What I find kind of funny is that they choose to use actual physical robots instead of a total simulation. What is the advantage of using robots other than the EXXTREME cool factor?

heh, I mentioned the same thing on my blog...

I assume that the researchers sort of randomly mated successful genomes together--has anybody figured out a way to add sexual selection to this? That way mating preferences could also evolve, and some robots might decide they only liked the shiny ones. Or would that matter?

ambivalent academic: I also remember reading about the same thing two years ago. Probably because I'm not a science guy and not attuned to significant details, but it seems like they had a pretty good handle on all this stuff two and a half years ago. At the risk of going off topic, what takes so long for a science paper to go from the seemingly complete status two years ago to the complete version today?

Here's a link to a story about the research they were doing two years ago:
http://blogs.discovermagazine.com/loom/2007/02/24/evolving-robotspeak/

Hmmm - I accidentally deleted a lot of comments, which have now been restored (hence the suspiciously tight temporal clustering). To answer points I previously dealt with:

- Rob, checking the paper again, it looks like the experiment was a mix of real robots and simulations. Presumably the simulations were used to scale the experiment up to the 100 groups of 10 robots.

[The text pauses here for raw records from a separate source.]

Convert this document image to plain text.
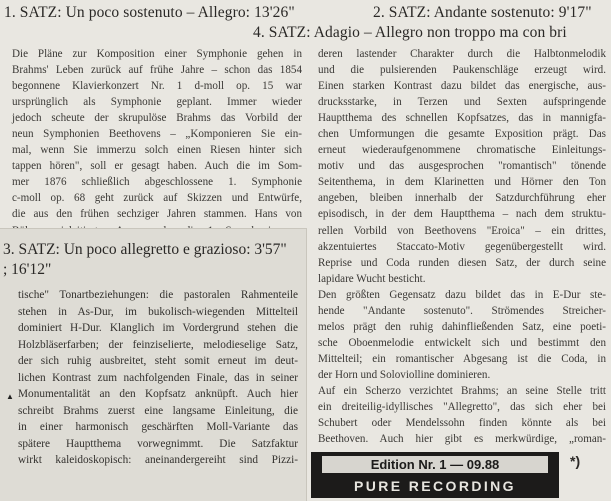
1. SATZ: Un poco sostenuto – Allegro: 13'26"	2. SATZ: Andante sostenuto: 9'17"
4. SATZ: Adagio – Allegro non troppo ma con bri
Die Pläne zur Komposition einer Symphonie gehen in
Brahms' Leben zurück auf frühe Jahre – schon das 1854
begonnene Klavierkonzert Nr. 1 d-moll op. 15 war
ursprünglich als Symphonie geplant. Immer wieder
jedoch scheute der skrupulöse Brahms das Vorbild der
neun Symphonien Beethovens – „Komponieren Sie ein-
mal, wenn Sie immerzu solch einen Riesen hinter sich
tappen hören", soll er gesagt haben. Auch die im Som-
mer 1876 schließlich abgeschlossene 1. Symphonie
c-moll op. 68 geht zurück auf Skizzen und Entwürfe,
die aus den frühen sechziger Jahren stammen. Hans von
deren lastender Charakter durch die Halbtonmelodik
und die pulsierenden Paukenschläge erzeugt wird.
Einen starken Kontrast dazu bildet das energische, aus-
drucksstarke, in Terzen und Sexten aufspringende
Hauptthema des schnellen Kopfsatzes, das in mannigfa-
chen Umformungen die gesamte Exposition prägt. Das
erneut wiederaufgenommene chromatische Einleitungs-
motiv und das ausgesprochen "romantisch" tönende
Seitenthema, in dem Klarinetten und Hörner den Ton
angeben, bleiben innerhalb der Satzdurchführung eher
episodisch, in der dem Hauptthema – nach dem struktu-
rellen Vorbild von Beethovens "Eroica" – ein drittes,
akzentuiertes Staccato-Motiv gegenübergestellt wird.
Reprise und Coda runden diesen Satz, der durch seine
lapidare Wucht besticht.
Den größten Gegensatz dazu bildet das in E-Dur ste-
hende "Andante sostenuto". Strömendes Streicher-
melos prägt den ruhig dahinfließenden Satz, eine poeti-
sche Oboenmelodie entwickelt sich und bestimmt den
Mittelteil; ein romantischer Abgesang ist die Coda, in
der Horn und Soloviolline dominieren.
Auf ein Scherzo verzichtet Brahms; an seine Stelle tritt
ein dreiteilig-idyllisches "Allegretto", das sich eher bei
Schubert oder Mendelssohn finden könnte als bei
Beethoven. Auch hier gibt es merkwürdige, „roman-
3. SATZ: Un poco allegretto e grazioso: 3'57"
; 16'12"
tische" Tonartbeziehungen: die pastoralen Rahmenteile
stehen in As-Dur, im bukolisch-wiegenden Mittelteil
dominiert H-Dur. Klanglich im Vordergrund stehen die
Holzbläserfarben; der feinziselierte, melodieselige Satz,
der sich ruhig ausbreitet, steht somit erneut im deut-
lichen Kontrast zum nachfolgenden Finale, das in seiner
Monumentalität an den Kopfsatz anknüpft. Auch hier
schreibt Brahms zuerst eine langsame Einleitung, die
in einer harmonisch geschärften Moll-Variante das
spätere Hauptthema vorwegnimmt. Die Satzfaktur
wirkt kaleidoskopisch: aneinandergereiht sind Pizzi-
▲
Edition Nr. 1 — 09.88
PURE RECORDING
*)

- James, 11.2% of the robots emitted light more than 50% of the time - so the population includes those who are doing it by chance, but also some that were always emitting light near food.

- Matt, I hadn't actually seen the previous reports before writing this piece. They're two separate papers though published by the same authors, one in Current Biology two years ago and one in PNAS now. Will check to see what's progressed since then

- Everyone else - the experiments are still in their infancy, so no plans yet on looking at group selection, sexual selection or so forth. But please, keep your wishlist coming.

Wouldn't it be more realistic if, instead of choosing the 200 best robots, you choose all the robots whos number of points exceed a predefined limit? This limit would represent death. Of course then you should let the number of point slowly dwindle, forcing the robots to eat good food.
This, perhaps, more closely represents the actual situation of all species, wanting to eat to prevent them from dying (wanting to score, to prevent the number of points falling beneath the limit) and only the living mating and producing offspring.

The man most directly responsible is Miles Bennet Dyson.

By bobmighty (not verified) on 21 Aug 2009 #permalink

we must kill miles dyson.

I can't seem to find thae actual scientific paper:
* The DOI given (10.1073/pnas.0903152106) doesn't resolve
(http://dx.doi.org says it doesn't exist).
* google scholar "Mitri Floreano Keller robot evolve" finds
other papers by the same authors, but nothing in PNAS in 2009.
* The (very slow!) PNAS website's search engine finds no articles
with authors Mitra and Keller, Floreano and Keller, or Mitra
and Floreano (I searched on pairs of authors, rather than all 3,
in case one of the names was misspelled).

Can anyone provide a citation, correct DOI, or (best of all)
online link to the paper?

By Jonathan Thornburg (not verified) on 22 Aug 2009 #permalink

It's the right DOI. Try again in a week.

PNAS, really annoyingly, often leave a gap of up to two weeks between lifting the press embargo on their papers and actually bothering to publish the damn things.